Aarav retained the title — but not the control.

Raghav watched Ishita as it happened.

Not triumphantly.

Hungrily.

---

The press conference was announced within hours.

Mandatory.

Public reassurance.

Ishita knew before anyone told her.

"They want you there," Aarav said that night. "By my side."

Her voice was steady. "And Raghav?"

"He'll be there too."

She inhaled slowly.

"This is the choice he wanted."

"Yes," Aarav said. "And I won't stop you from making it."

She searched his face. "You won't fight for me?"

"I already did," he said quietly. "Now I trust you."

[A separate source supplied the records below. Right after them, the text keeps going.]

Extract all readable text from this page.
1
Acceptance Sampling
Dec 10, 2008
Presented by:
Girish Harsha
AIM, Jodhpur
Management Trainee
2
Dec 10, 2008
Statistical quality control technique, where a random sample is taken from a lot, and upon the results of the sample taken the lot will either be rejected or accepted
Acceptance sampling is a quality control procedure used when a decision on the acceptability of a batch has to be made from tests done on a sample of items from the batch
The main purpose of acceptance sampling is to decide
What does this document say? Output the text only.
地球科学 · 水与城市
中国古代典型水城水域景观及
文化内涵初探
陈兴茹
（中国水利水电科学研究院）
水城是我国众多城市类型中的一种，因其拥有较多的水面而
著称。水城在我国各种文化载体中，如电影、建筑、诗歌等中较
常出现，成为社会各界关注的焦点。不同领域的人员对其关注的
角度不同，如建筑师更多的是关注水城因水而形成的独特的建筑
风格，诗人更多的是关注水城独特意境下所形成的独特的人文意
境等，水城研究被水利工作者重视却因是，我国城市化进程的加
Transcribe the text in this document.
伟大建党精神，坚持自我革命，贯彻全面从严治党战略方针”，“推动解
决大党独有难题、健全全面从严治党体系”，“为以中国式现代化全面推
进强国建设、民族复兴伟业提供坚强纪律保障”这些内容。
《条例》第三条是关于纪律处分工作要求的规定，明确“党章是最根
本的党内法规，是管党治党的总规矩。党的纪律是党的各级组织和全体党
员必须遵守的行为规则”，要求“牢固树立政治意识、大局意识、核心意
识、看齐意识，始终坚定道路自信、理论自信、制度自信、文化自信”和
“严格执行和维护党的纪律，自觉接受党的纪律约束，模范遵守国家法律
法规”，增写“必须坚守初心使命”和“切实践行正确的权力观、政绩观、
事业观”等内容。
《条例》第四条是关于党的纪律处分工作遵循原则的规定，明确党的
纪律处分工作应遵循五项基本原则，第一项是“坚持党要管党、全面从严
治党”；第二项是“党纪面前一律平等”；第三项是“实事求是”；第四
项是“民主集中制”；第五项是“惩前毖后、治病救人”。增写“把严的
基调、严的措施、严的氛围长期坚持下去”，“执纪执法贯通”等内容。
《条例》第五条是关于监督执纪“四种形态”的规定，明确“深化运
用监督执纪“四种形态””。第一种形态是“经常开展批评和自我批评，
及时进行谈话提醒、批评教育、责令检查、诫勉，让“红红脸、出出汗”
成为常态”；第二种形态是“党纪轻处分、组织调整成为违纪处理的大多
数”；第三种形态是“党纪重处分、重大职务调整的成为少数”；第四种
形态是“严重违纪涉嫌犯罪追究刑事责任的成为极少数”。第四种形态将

That trust was heavier than any chain.

---

The hall was blinding.

Cameras. Flashbulbs. Murmurs.

Ishita stood beside Aarav, hand resting lightly against his sleeve — not gripping.

Not claiming.

Just present.

Raghav stood across from them when the questions began.

"Aarav Malhotra," a reporter asked, "has your marriage influenced recent leadership changes?"

Before Aarav could answer, Raghav stepped forward.

"May I?" he asked smoothly.

The moderator hesitated, then nodded.

Raghav turned toward Ishita.

"Mrs. Malhotra," he said, voice gentle, "you've been the subject of much speculation. Perhaps it's only fair you speak for yourself."

A hush fell.

Aarav stiffened beside her — not in anger.

In restraint.

Every eye turned to her.

This was it.

The public choice.

She stepped forward.

"My marriage," she began, voice calm but clear, "was never about power."

Cameras zoomed in.

"I was asked to be a symbol," she continued. "A stabilizer. A quiet presence."

She glanced at Aarav.

"And I chose to stay when I could have left."

Raghav smiled faintly.

"But choice," she said, turning to face him fully, "is not something you earn by pressure. Or exposure. Or obsession disguised as freedom."

A murmur rippled through the room.

Raghav's smile faltered.

"I will not be a prize," Ishita said. "Not for an empire. Not for a rebellion."

She turned back to the crowd.

"I stand here not because I'm bound," she said. "But because I choose to be."

She reached for Aarav's hand.

This time, she held it.

Gasps.

Cameras exploded.

Aarav's breath hitched — once.

Raghav's expression finally cracked.

"You're making a mistake," he said quietly, too quietly for the microphones.

She met his gaze, unafraid.

"No," she replied. "I'm making it publicly."

---

That night, the fallout was immediate.

Markets reacted.

Board members panicked.

Raghav retreated — but not defeated.

In the silence of his penthouse, he stared at the paused footage of Ishita holding Aarav's hand.

"She chose him," his aide said carefully.

Raghav's jaw tightened.

"No," he said. "She chose now."

His eyes darkened.

"And I don't lose."

---

Back home, Aarav stood on the balcony, city lights flickering like distant warnings.